I think that the dangers of the runoff coming from a compost place (compostery?) are nutrient deposits. I would estimate a very low risk of heavy metal and other pollutants, but the main things are going to be Nitrogen, Phosphorous, and Potassium. These can be a problem in high concentrations, resulting in an excess of nutrients for algae to subsist on which causes harmful algal blooms, such as at the outlet of the Mississippi River into the Gulf. These nutrient overloads can upset ecosystems, but until there is evidence of something like this actually going wrong, I'd rather not have it in the newspaper.
Also no one drinks water from that stream, it just drains into the Winooski which runs along highway 2 thus subjecting the water to all the same impacts of any road: yearly construction pollutants, bank stability loss, weed invasion, litter, and so on and around. The Winooski goes to lake Champlain after pushing its way through a few hydro electric dams which further affect the stream with heat pollution.
Hey, I like the winooski as much as the next guy, but a bit of nutrient pollution from a well meaning composter might be the least of its problems.

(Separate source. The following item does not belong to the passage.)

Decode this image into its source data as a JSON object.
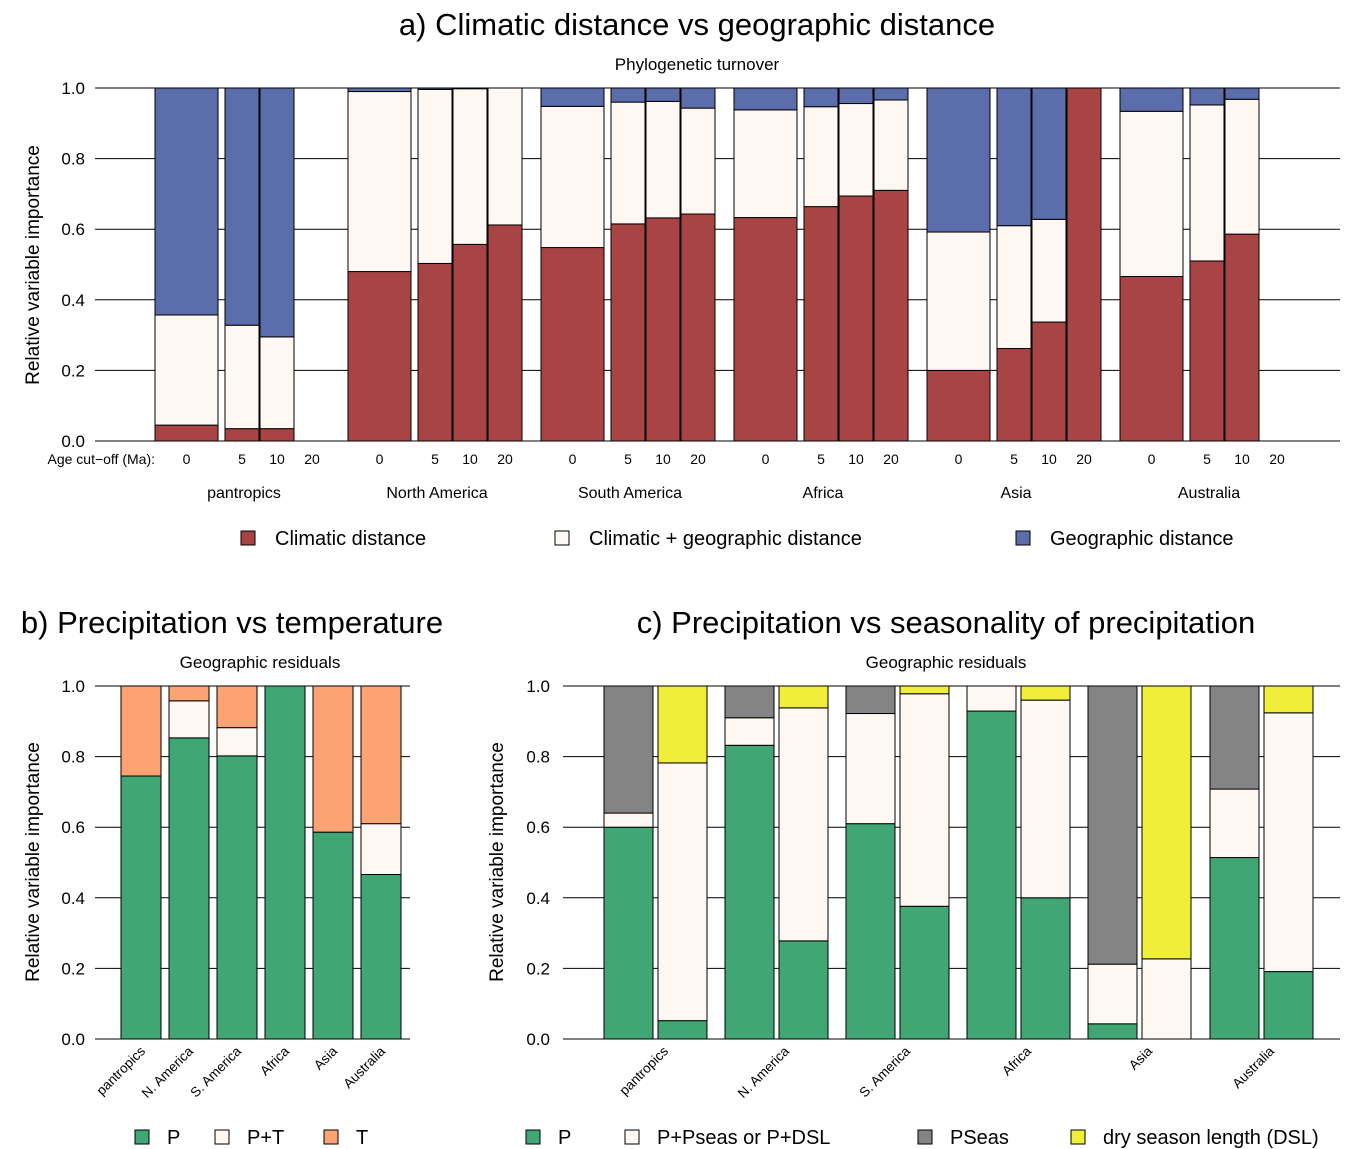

Especially since the landfill where the compost would have been dumped is in the same watershed as Hammer's Compostery and rain has a tendency to percolate through landfills and make a sort of Trash Tea. Also if the manure he uses was left at the farms where he collects it from, it would be leaching a lot more of these nutrients into the water at those locations than it does at Hammer's site.
That's my two cents. More on Montpelier's waste stream later.
2 comments:
I live about 3/4 mile south of Vermont Compost in a residential neighborhood about a mile up Main St. from downtown.
I too am perplexed by the phrase "mountain stream." Do two wrongs make a right? Not only are the "streams" here small enough to jump across, the rolling speedbumps of Montpelier are hardly mountains.
But I'm biased. I lived in Alaska where if it isn't covered in snow year-round, or if it hasn't exploded in the last 100 years, it isn't a mountain.
Without knowing the neighbors in question, I would hazard a guess that their ulterior motive is more olfactory. A couple of times a year when the wind comes from the north, the eau de compost reaches our noses and vies with the mating skunks to keep us awake at night. I imagine it much stronger for the immediate neighbors.
But I buy Vermont Compost eggs at the local co-op, and I buy Vermont Compost compost in the spring, and I'm grateful for the service they provide this community. I hope they never leave.
Well said, brother! Thanks for stopping by the campground to chat with me! I have lots of friends from alaska.